Byth B C, Costa M T, Teshima I E, Wilson W G, Carter N P, Cox D W
Research Institute, Hospital for Sick Children, Toronto, Ontario, Canada.
J Med Genet. 1995 Jul;32(7):564-7. doi: 10.1136/jmg.32.7.564.
Two patients and one three generation family with interstitial deletions of distal chromosome band 14q31 are described. The deletions were initially identified by chromosome analysis; we have used highly informative simple sequence repeat polymorphisms to define the deletions at the molecular level. This analysis also establishes the parental origin of the deleted chromosome. One of the patients was initially described as having a terminal deletion of chromosome 14 from 14q31 to 14qter; we show here that this child has instead an interstitial deletion of band 14q31. The smallest deletion involves a single anonymous DNA marker and is associated with an almost normal phenotype. The two patients with larger deletions have phenotypes similar to those seen in previously described cases of interstitial deletions of chromosome 14, including minor dysmorphic features and developmental delay. Delineation of these deletions allows the ordering of markers within the 14q31 region, in which the gene for the degenerative neurological disorder Machado-Joseph disease is localised.

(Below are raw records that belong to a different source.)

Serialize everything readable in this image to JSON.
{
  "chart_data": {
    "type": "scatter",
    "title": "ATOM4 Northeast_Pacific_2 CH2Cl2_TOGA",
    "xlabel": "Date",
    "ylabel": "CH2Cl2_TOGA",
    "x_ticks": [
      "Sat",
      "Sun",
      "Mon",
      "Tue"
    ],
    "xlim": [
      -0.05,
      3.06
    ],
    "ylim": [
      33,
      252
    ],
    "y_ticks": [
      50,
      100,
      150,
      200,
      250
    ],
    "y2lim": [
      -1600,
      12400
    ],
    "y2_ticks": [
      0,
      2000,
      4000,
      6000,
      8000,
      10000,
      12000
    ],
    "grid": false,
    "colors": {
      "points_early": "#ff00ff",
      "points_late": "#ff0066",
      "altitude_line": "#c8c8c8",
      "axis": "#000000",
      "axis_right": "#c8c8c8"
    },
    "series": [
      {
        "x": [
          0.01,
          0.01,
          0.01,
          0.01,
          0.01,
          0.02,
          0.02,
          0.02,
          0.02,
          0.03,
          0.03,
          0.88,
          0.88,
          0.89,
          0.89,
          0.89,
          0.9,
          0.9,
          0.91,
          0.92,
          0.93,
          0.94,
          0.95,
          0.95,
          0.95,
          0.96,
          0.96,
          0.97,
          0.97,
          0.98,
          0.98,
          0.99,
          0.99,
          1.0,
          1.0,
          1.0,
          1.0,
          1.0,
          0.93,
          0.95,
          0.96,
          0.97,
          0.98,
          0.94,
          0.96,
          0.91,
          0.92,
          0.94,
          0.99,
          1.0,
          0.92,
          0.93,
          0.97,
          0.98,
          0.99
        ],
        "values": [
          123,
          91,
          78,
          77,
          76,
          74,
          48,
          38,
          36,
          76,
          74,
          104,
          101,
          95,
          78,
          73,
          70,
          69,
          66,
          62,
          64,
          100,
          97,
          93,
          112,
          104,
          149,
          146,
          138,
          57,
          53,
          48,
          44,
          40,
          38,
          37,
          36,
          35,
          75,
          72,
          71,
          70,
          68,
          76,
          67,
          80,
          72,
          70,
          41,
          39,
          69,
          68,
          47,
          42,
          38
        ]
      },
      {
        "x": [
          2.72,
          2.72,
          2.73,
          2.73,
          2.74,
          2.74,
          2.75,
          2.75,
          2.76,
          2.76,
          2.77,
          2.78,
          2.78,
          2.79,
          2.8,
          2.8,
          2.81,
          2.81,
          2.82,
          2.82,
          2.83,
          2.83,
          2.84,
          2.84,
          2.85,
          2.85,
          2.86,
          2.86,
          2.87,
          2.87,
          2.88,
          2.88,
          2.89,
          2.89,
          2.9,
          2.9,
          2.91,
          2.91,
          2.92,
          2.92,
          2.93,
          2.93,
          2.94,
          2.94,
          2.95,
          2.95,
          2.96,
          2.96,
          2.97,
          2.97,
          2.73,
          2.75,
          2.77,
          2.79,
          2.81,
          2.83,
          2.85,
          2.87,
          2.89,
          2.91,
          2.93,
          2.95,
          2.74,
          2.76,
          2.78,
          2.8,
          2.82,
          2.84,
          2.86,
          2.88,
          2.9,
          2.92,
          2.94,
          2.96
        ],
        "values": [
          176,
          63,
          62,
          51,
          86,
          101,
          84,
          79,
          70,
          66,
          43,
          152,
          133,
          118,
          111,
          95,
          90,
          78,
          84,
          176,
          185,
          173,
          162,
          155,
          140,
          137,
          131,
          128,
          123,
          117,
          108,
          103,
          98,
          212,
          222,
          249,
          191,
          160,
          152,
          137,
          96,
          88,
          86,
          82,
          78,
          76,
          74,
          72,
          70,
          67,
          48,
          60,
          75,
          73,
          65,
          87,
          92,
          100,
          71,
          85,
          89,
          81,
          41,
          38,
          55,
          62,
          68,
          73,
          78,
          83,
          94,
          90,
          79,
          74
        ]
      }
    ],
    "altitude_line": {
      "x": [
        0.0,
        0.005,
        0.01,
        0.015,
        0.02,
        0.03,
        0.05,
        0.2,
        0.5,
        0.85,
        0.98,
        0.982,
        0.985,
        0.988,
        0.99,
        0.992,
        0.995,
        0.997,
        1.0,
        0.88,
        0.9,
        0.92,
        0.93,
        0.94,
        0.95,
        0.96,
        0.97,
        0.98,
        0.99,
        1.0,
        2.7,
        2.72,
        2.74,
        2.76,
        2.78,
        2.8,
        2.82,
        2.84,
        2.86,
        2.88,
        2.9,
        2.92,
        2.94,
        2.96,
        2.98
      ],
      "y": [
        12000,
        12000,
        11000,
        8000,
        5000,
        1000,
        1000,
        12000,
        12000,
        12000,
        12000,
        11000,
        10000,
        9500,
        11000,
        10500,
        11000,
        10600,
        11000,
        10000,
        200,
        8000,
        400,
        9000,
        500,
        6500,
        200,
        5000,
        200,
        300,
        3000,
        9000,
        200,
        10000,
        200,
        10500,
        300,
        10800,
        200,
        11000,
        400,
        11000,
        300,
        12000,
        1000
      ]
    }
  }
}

本文描述了两例患者以及一个三代家族,他们均存在远端染色体带14q31的间质性缺失。这些缺失最初是通过染色体分析确定的;我们利用信息丰富的简单序列重复多态性在分子水平上定义了这些缺失。该分析还确定了缺失染色体的亲本来源。其中一名患者最初被描述为染色体14从14q31到14qter的末端缺失;我们在此表明,这个孩子实际上是14q31带的间质性缺失。最小的缺失涉及一个单一的匿名DNA标记,并且与几乎正常的表型相关。另外两名有较大缺失的患者的表型与先前描述的染色体14间质性缺失病例中所见的表型相似,包括轻微的畸形特征和发育迟缓。对这些缺失的描绘使得能够对14q31区域内的标记进行排序,退行性神经疾病马查多 - 约瑟夫病的基因就定位在该区域。